Boys Scouts-Gay Pride Parade-Salt Lake City-June 2, 2013
Members of the Boys Scouts of America march in a gay pride parade in Salt Lake City on June 2. Reuters

Two leaders of a Salt Lake City Boy Scout troop may lose their Scouting memberships after marching in uniform alongside Boy Scouts and Cub Scouts in the Utah Pride Parade June 2. They have been ordered to apologize, but refuse to do so.

As a result, executives of the Great Salt Lake Council of the Boy Scouts of America, or BSA, are considering revoking the memberships of Peter Brownstein and Neil Whitaker, according to the Salt Lake Tribune. The council execs contend Brownstein and Whitaker violated BSA policy by using the organization to promote a political purpose, the newspaper reported.

“We were very disappointed that you used Scouting to advance the gay agenda at the Utah Pride Parade on Sunday in Salt Lake City,” council President Bry Davis and Scout Executive Rick Barnes wrote to Brownstein, the Tribune said. The council has ordered Brownstein and Whitaker to sign a statement of apology for participating in the Utah Pride Parade, and the refusal to do so may cost them their BSA memberships.

However, Brownstein and Whitaker don’t see their involvement in the Utah Pride Parade as political at all. “We weren’t rallying for a politician or political event,” Whitaker told the Tribune. “To me, it was being supportive of my fellow human beings.” Similarly, Brownstein told Salt Lake City television station ABC 4 Utah, “What we did was carry the American flag proudly at the front of the parade; and having Scouts in color guards in parades is as American as apple pie.”

Brownstein and Whitaker were members of the parade’s color guard, carrying flags and marching alongside both current Scouts and a former Scoutmaster.

Valerie A. Larabee, executive director of the Utah Pride Center, has been supportive of Brownstein’s and Whitaker’s involvement with the parade. “Like the Days of ’47 Parade, which commemorates the journey and struggle of Mormons as they arrived from across the Plains so many years ago, the Utah Pride Festival commemorates the journey and progress of the LGBTQ [lesbian, gay, bisexual, transgender, questioning] community, a community that has also endured a long history of being marginalized, victimized and oppressed,” Larabee told the Tribune. “Any discipline or questioning of members of the Scouting family who participated in our procession as a member of our color guard, a unit carrying our nation’s flag, would be deplorable.”

Unfortunately for Brownstein and Whitaker, the national BSA organization does not agree with Larabee’s assessment. Its representative, Deron Smith, has claimed their actions do not represent the Scouting organization and were simply done “to seek attention.”

“The unauthorized wearing and misuse of the Boy Scout uniform is not new or unique.

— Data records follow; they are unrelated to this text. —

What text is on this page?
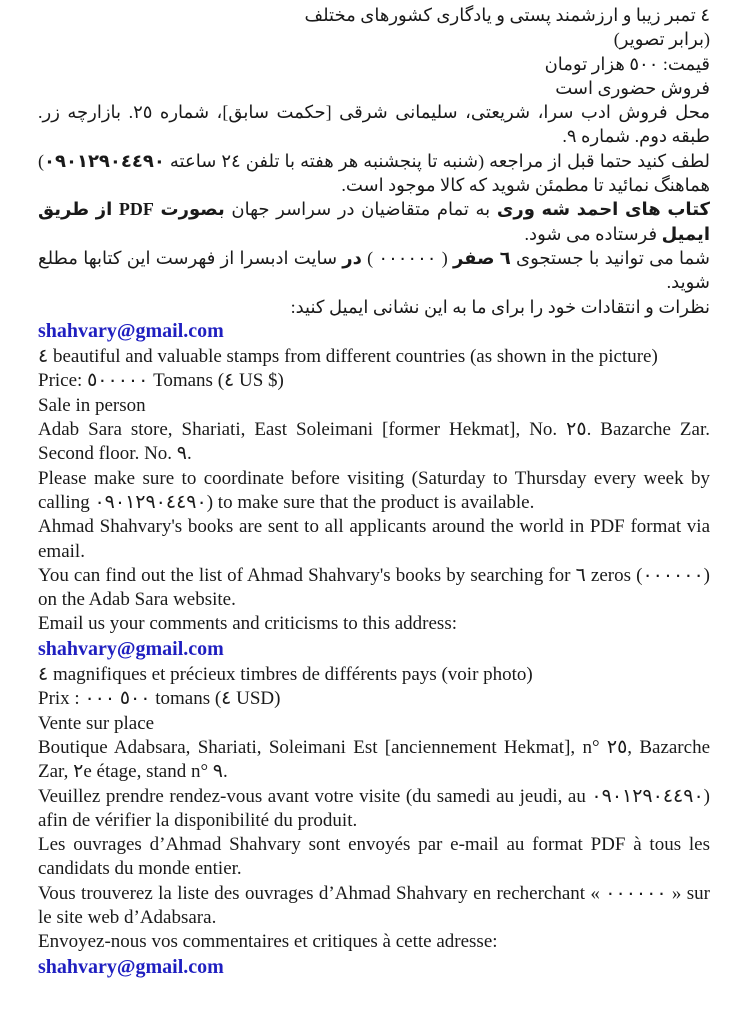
٤ تمبر زیبا و ارزشمند پستی و یادگاری کشورهای مختلف

(برابر تصویر)

قیمت: ٥٠٠ هزار تومان

فروش حضوری است

محل فروش ادب سرا، شریعتی، سلیمانی شرقی [حکمت سابق]، شماره ٢٥. بازارچه زر. طبقه دوم. شماره ٩.

لطف کنید حتما قبل از مراجعه (شنبه تا پنجشنبه هر هفته با تلفن ٢٤ ساعته ٠٩٠١٢٩٠٤٤٩٠) هماهنگ نمائید تا مطمئن شوید که کالا موجود است.

کتاب های احمد شه وری به تمام متقاضیان در سراسر جهان بصورت PDF از طریق ایمیل فرستاده می شود.

شما می توانید با جستجوی ٦ صفر ( ٠٠٠٠٠٠ ) در سایت ادبسرا از فهرست این کتابها مطلع شوید.

نظرات و انتقادات خود را برای ما به این نشانی ایمیل کنید:

shahvary@gmail.com

٤ beautiful and valuable stamps from different countries (as shown in the picture)

Price: ٥٠٠٠٠٠ Tomans (٤ US $)

Sale in person

Adab Sara store, Shariati, East Soleimani [former Hekmat], No. ٢٥. Bazarche Zar. Second floor. No. ٩.

Please make sure to coordinate before visiting (Saturday to Thursday every week by calling ٠٩٠١٢٩٠٤٤٩٠) to make sure that the product is available.

Ahmad Shahvary's books are sent to all applicants around the world in PDF format via email.

You can find out the list of Ahmad Shahvary's books by searching for ٦ zeros (٠٠٠٠٠٠) on the Adab Sara website.

Email us your comments and criticisms to this address:

shahvary@gmail.com

٤ magnifiques et précieux timbres de différents pays (voir photo)

Prix : ٥٠٠ ٠٠٠ tomans (٤ USD)

Vente sur place

Boutique Adabsara, Shariati, Soleimani Est [anciennement Hekmat], n° ٢٥, Bazarche Zar, ٢e étage, stand n° ٩.

Veuillez prendre rendez-vous avant votre visite (du samedi au jeudi, au ٠٩٠١٢٩٠٤٤٩٠) afin de vérifier la disponibilité du produit.

Les ouvrages d’Ahmad Shahvary sont envoyés par e-mail au format PDF à tous les candidats du monde entier.

Vous trouverez la liste des ouvrages d’Ahmad Shahvary en recherchant « ٠٠٠٠٠٠ » sur le site web d’Adabsara.

Envoyez-nous vos commentaires et critiques à cette adresse:

shahvary@gmail.com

These individuals, many of whom are not members of the program, do not represent the Boy Scouts of America,” Smith said in a statement to ABCNews.com. “It is unfortunately that these individuals chose to use a youth program to seek attention for themselves and to advance a personal agenda. When individuals inadvertently or willfully choose not to follow BSA regulations, we remind them of Scouting’s policies and that to simply disobey a rule because you disagree with it is not an example to set for youth.”

For the record, Brownstein told ABC News Radio that he did not wear his uniform at the parade, ABCNews.com reported.